M. le président. La parole est à M. Jean-Pierre Brard.
M. Jean-Pierre Brard. D’abord, je voudrais informer notre assemblée qu’une délégation du groupe GDR va se rendre prochainement au Budenstag à Berlin pour rencontrer nos collègues Die Linke sur les questions de l’énergie, que nous recevrons à l’automne une délégation de Die Linke sur les questions financières et fiscales et que nous accueillerons bientôt Gregor Gysi, le président de Die Linke, de passage à Paris.
Certains pourraient dire que nous avions du retard sur le sujet, ce qui n’est pas tout à fait faux : vous pouvez constater que nous mettons les bouchées doubles. Nous éviterons les hésitations que les uns et les autres ont connues puisque nous partons de peu de choses, mais nous tenons à être exemplaires du point de vue de la coopération avec nos collègues du Bundestag, considérant que le socle franco-allemand doit jouer un rôle essentiel pour le futur, même s’il est altéré par les manières parfois bizarres, pour ne pas utiliser d’autre adjectif, du Président de la République à l’égard de la Chancelière. Vous êtes forcément d’accord avec moi, monsieur le secrétaire d’État !
M. Pierre Lellouche, secrétaire d’État. Pas du tout !
M. Jean-Pierre Brard. Je n’épiloguerai pas sur ce sujet, …
M. le président. Ce n’est pas utile, en effet !
M. Jean-Pierre Brard. …car cela relève plutôt de France Dimanche ou d’Ici Paris !
Venons-en à notre sujet. Trois ans après le début de la crise, cette proposition de résolution européenne sur l’introduction d’une taxe sur les transactions financières en Europe offre l’occasion au pouvoir politique de prouver sa détermination à contraindre un tant soit peu le pouvoir hégémonique de l’économique.

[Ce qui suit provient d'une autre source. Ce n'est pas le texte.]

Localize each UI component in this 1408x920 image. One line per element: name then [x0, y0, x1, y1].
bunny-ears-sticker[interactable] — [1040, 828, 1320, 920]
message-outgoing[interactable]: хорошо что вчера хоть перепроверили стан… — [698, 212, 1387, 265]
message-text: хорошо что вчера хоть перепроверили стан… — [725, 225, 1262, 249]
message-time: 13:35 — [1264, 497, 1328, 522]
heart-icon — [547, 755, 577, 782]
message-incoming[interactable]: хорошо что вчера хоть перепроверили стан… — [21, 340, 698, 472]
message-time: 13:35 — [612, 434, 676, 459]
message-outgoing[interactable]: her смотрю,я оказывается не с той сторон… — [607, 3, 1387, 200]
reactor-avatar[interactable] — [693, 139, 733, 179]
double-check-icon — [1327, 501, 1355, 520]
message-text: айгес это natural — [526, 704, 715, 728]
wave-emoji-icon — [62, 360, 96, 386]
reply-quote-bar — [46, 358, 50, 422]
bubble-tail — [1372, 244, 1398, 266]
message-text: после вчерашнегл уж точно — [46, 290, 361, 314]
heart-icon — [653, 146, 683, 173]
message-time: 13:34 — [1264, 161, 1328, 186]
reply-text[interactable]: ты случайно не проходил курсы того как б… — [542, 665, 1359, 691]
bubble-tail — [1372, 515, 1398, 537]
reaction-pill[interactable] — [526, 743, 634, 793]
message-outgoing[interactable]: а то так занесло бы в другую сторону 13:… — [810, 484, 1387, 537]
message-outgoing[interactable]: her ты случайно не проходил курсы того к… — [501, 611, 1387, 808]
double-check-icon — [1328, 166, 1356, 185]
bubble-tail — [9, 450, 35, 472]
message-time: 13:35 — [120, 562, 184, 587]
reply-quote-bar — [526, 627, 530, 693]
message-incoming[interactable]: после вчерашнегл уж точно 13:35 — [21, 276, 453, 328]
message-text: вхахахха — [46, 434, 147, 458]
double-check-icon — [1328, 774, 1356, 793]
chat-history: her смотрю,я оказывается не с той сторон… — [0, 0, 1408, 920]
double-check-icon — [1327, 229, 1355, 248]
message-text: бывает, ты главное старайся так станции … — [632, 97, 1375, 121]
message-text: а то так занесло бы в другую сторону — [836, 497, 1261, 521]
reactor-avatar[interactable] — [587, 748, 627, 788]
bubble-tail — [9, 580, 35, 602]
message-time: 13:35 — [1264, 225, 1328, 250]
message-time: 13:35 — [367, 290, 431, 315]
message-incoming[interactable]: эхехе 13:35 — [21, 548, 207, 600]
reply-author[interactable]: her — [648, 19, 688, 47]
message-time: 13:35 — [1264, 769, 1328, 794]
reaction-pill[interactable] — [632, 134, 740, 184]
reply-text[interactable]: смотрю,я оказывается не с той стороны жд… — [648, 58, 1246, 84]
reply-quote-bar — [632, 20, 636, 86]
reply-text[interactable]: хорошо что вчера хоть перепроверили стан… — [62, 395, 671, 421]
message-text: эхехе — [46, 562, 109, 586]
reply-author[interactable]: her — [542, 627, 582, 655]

Depuis plus de dix ans, de projets de loi de finances en projets de loi de finances rectificative, les députés du groupe de la gauche démocrate et républicaine se battent pour instituer un tel dispositif qui limiterait l’appétit sans limite des spéculateurs. Notre persévérance et notre constance dans l’analyse payent enfin. Tous ceux qui considéraient cette taxe comme une licorne très belle, mais hélas chimérique, se sont donc trompés puisque, aujourd’hui, sur tous les bancs de la représentation nationale semble dominer un même sentiment : la spéculation doit être freinée et les spéculateurs doivent être mis à contribution. Mais comme dirait le Premier ministre, il y a les croyants et les pratiquants, et nous, nous souhaitons ajouter la pratique à la foi. De ce point de vue, monsieur le secrétaire d’État, vous avez des marges de progression, il n’y a pas de doutes, et pour vous cela risque d’être un chemin de Damas !
Depuis trois ans, le Président de la République a multiplié les déclarations favorables à la mise en place d’une taxe sur les transactions financières, une taxe – je vous livre la citation exacte tant certains mots sont étranges dans sa bouche – « morale compte tenu de la crise financière, utile pour dissuader la spéculation et efficace pour trouver de nouvelles ressources ». C’est ce que disait le Président de la République le 24 janvier 2011.
Mais, au lieu de défendre son idée dans une enceinte où ses chances d’aboutir étaient bonnes – je veux parler de la zone euro – Nicolas Sarkozy, en quête de reconnaissance internationale et soucieux d’apparaître en bon génie de la finance, a courageusement choisi de porter cette taxe au G20. Le Président de la République ne pouvait ignorer que, pour le G20, la régulation financière doit s’arrêter là où commencent les affaires juteuses des marchés financiers. La tentative du chef de l’État était vouée, dès le départ, à l’échec. C’était donc une manœuvre pour pouvoir faire porter à d’autres la responsabilité de bloquer une décision que le président des riches ne souhaitait en aucune façon prendre.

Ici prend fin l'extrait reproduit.